We will be offering mothur and R workshops throughout 2019. Learn more.
I'm working with a large dataset, having approximately 1 billion distances. I am able to read the .dist file with a cutoff of .06 and a names file. Read took 1.5 hours.
However, the subsequent cluster command ran for 28,000 minutes on a Linux (CentOSv5) cluster node with 128gb of RAM, using 85gb of RAM. Although there was about 85gb of Virtual memory also utilized, there was no indication nor reason that disk-swapping was occurring. It's difficult to predict the timeframe of the analysis, but certainly less than 400 hours seems reasonable at 100% CPU usage (2.4GHz). PLEASE correct me if I'm wrong
Looking around this site, we noticed this:
If you are analyzing large data sets (e.g. from pyrosequencing) on a 64bit system and you have more than 2 GB of RAM in your computer, you can add a flag to the make file to use 64-bit pointers by opening the makefile and changing the line that reads:
CC_OPTIONS = -O3
CC_OPTIONS = -O3 -mtune=native -march=native -m64
Because the latest versions of C++ don't support the native name, we tried this change to the makefile:
CC_OPTIONS = -O3 -mtune=core2 -march=core2 -m64
LNK_OPTIONS = -O3 -mtune=core2 -march=core2 -m64
After remaking the software, I'm running the .dist file, and again, the read took about 1.5 hours, and the clustering is going, and going, using 85g of RAM.
Can someone suggest: a. A better way to run this cluster (client REALLY wants to run the dataset together if at all possible) b. A better change to the makefile that could help.
Are you positive that you are using the -cutoff=0.06? How many distances are =<0.06?
--Pat Schloss 19:24, 5 September 2009 (EDT)

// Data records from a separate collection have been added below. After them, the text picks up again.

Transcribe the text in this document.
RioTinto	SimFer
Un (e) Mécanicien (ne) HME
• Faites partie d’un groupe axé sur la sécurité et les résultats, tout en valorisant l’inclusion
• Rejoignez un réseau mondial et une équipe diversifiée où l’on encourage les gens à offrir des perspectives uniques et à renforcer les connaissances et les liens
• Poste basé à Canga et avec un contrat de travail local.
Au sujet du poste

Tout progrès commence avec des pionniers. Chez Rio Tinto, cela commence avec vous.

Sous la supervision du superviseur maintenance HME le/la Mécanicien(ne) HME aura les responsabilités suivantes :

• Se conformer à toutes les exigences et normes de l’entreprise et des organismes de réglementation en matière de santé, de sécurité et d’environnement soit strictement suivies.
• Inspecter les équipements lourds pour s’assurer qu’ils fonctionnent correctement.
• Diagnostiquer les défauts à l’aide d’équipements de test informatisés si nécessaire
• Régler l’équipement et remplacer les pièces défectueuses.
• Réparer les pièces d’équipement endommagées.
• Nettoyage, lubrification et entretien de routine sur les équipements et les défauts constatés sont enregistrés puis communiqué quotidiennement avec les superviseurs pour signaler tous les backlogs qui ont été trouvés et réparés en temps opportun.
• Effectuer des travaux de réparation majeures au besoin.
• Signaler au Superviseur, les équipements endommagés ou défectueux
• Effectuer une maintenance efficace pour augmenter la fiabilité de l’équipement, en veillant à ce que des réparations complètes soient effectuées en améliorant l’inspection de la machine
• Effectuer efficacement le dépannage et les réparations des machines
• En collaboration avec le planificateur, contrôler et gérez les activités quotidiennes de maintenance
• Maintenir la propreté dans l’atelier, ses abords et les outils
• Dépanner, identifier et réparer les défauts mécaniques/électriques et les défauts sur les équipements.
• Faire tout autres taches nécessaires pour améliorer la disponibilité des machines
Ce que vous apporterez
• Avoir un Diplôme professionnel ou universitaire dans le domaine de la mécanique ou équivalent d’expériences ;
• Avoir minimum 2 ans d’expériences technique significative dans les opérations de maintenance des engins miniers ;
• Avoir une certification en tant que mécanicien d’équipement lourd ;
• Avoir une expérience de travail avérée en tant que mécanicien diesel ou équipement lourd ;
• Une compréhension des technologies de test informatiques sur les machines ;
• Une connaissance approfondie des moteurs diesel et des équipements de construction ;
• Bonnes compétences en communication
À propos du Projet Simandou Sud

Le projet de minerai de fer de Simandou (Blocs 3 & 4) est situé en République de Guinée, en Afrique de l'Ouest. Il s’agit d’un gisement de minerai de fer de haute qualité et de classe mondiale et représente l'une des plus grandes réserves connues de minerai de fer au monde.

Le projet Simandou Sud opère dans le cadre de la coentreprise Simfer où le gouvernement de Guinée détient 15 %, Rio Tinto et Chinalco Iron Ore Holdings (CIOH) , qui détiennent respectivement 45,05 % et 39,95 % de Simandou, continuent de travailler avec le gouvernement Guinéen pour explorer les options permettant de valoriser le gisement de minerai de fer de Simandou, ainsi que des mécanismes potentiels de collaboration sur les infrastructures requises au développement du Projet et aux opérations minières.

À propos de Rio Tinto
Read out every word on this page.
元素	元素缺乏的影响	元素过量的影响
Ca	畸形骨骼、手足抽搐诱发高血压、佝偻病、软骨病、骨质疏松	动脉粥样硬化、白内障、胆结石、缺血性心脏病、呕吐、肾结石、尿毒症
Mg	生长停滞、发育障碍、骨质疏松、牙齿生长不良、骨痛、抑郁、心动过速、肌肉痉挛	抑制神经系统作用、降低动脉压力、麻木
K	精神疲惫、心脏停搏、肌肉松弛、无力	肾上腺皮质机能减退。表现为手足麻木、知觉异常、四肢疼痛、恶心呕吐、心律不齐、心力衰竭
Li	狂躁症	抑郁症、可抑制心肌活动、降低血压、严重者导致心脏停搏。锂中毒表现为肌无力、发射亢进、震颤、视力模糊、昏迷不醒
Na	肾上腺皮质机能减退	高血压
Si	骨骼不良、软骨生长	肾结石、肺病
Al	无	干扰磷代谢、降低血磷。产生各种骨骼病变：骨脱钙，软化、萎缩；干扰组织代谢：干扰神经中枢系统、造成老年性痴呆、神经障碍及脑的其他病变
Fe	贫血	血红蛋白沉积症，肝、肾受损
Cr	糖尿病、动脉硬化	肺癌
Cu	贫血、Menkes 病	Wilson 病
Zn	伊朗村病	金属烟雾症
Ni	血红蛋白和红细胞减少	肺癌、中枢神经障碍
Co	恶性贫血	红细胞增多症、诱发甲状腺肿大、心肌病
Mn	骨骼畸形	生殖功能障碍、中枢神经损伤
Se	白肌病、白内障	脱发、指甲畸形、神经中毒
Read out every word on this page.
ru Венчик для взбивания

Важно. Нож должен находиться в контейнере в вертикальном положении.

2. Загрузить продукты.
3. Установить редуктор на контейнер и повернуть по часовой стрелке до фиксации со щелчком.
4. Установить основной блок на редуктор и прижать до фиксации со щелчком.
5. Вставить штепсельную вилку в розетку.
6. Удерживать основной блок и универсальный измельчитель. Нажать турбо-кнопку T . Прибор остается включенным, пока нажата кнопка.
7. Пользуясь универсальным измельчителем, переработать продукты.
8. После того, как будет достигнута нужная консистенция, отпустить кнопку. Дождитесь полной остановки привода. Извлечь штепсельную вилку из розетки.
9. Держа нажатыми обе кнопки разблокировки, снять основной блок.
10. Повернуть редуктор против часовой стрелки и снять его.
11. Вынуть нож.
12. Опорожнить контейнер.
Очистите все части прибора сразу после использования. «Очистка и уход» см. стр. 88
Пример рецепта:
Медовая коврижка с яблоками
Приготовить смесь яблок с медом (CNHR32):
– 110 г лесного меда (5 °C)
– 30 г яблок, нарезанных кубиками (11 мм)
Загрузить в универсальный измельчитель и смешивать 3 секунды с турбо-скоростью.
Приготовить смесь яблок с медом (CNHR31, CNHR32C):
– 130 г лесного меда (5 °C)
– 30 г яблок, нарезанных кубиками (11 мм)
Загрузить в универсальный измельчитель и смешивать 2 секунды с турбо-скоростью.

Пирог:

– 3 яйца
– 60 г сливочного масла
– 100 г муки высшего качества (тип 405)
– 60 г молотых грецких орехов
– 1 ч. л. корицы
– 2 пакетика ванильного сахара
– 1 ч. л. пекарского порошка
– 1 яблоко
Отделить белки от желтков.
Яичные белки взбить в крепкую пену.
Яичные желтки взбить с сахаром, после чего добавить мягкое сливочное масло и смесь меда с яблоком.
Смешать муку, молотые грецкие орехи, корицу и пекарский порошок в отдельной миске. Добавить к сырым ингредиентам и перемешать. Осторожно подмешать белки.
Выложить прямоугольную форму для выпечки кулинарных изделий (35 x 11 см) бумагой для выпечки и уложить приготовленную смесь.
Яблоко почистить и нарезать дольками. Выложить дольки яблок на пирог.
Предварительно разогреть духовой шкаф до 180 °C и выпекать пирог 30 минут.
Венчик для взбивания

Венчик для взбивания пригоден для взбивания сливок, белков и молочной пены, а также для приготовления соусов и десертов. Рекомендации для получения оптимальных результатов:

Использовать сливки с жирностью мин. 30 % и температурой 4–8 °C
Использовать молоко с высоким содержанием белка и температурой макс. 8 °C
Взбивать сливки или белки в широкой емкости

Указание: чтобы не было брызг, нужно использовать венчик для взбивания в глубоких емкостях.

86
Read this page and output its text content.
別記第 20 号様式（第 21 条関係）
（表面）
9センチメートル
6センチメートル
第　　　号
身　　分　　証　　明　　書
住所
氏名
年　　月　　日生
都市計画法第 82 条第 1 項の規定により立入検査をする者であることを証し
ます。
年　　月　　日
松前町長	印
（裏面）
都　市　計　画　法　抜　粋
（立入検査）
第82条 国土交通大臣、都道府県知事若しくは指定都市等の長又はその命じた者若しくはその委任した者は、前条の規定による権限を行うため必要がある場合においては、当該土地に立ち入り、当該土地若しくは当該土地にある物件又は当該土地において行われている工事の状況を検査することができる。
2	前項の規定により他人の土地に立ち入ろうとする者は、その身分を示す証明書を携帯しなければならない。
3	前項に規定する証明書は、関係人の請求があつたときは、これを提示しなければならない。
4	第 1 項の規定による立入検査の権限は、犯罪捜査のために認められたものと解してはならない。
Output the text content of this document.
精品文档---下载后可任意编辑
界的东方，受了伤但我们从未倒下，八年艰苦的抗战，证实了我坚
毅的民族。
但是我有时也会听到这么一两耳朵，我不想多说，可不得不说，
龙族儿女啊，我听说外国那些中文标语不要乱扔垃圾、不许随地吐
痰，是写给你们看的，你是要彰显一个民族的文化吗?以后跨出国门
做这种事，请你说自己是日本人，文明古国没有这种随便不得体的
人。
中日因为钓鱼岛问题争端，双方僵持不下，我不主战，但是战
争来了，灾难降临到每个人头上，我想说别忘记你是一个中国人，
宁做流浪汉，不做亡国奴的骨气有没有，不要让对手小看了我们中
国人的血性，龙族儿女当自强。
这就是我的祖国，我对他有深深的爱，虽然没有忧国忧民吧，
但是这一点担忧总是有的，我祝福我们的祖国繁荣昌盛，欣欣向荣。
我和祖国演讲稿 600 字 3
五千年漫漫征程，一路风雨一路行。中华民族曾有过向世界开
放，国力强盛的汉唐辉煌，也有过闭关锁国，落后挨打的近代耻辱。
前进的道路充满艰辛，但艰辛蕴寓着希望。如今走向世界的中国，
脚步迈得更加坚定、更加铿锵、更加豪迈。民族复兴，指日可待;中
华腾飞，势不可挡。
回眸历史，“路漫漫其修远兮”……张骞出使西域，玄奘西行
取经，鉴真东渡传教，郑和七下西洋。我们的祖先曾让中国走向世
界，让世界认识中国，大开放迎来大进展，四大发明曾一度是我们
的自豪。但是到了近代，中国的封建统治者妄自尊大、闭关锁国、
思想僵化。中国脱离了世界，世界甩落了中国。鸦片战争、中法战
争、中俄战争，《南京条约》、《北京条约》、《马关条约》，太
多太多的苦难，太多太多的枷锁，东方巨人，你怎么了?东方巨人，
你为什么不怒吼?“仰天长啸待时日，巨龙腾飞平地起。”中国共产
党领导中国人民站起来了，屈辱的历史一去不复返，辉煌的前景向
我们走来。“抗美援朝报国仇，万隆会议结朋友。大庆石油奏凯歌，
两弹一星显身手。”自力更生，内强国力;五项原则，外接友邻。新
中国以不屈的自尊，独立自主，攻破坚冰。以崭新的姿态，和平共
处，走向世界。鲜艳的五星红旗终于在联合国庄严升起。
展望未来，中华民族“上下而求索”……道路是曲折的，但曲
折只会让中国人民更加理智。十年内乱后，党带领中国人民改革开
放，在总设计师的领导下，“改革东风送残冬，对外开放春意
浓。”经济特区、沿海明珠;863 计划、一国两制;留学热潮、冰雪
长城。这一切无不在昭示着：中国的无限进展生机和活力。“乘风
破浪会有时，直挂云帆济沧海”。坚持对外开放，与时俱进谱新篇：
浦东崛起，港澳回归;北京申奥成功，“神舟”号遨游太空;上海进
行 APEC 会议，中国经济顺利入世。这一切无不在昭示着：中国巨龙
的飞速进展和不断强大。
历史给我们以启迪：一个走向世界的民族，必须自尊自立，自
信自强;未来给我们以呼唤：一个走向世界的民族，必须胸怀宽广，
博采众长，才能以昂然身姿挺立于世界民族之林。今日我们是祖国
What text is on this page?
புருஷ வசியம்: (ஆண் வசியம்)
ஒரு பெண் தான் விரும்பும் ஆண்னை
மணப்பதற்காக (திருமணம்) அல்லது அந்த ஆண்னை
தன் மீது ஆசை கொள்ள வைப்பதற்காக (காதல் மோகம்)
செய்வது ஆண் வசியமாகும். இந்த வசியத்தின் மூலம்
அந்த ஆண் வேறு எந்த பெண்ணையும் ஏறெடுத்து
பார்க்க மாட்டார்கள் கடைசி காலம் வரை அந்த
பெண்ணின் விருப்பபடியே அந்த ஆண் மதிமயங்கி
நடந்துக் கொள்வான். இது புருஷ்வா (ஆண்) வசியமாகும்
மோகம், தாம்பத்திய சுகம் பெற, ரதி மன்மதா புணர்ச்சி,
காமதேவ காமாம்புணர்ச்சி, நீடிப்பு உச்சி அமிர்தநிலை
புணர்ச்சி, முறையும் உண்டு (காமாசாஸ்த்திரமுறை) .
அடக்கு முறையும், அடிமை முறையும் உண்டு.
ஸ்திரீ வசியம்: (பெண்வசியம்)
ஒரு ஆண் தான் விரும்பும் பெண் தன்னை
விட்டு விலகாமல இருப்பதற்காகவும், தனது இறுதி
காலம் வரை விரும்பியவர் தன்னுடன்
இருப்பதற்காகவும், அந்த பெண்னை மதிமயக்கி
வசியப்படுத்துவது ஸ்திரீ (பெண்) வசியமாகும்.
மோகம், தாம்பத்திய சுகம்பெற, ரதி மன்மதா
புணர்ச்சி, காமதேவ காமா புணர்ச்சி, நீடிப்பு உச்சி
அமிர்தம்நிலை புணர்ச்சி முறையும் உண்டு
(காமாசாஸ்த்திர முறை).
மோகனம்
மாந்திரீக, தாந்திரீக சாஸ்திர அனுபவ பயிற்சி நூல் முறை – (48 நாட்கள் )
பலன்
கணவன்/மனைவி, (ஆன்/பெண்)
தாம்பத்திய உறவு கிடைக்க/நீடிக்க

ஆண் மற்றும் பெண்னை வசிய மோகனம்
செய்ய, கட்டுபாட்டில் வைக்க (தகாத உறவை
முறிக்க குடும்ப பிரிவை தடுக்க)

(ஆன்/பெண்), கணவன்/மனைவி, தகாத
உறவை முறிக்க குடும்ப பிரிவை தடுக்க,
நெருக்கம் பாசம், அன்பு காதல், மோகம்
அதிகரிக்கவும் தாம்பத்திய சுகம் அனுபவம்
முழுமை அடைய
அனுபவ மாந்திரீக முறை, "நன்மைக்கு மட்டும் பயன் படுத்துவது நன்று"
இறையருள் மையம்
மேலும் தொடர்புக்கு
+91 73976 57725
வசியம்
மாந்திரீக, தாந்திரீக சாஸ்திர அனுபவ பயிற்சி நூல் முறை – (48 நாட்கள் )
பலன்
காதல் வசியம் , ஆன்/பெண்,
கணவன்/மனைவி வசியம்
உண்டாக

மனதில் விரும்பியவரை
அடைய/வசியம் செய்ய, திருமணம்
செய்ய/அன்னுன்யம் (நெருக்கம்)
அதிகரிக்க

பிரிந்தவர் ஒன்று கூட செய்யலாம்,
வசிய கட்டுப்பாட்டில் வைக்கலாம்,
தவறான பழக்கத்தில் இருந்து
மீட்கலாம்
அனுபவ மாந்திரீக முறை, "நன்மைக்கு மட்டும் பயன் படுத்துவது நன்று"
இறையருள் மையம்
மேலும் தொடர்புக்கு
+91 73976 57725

I just wantd to finish this discussion. I was certain about the cutoff, and the number of distances reported
BUT: It's now clear that if there are spaces in the groups file, or hyphens, they both cause different problems. Spaces in groupnames cause the nunmber of groups to increase (e.g. "ThisGroupIsOneGroup" while "This Group Is Five Groups"). This was causing the large data set to increase in size exponentially. The group naming has to be careful and there may be more characters that are not allowed I'm not aware of.
Thanks for your help. I've had no problem using multiple processors on my 64-bit systems.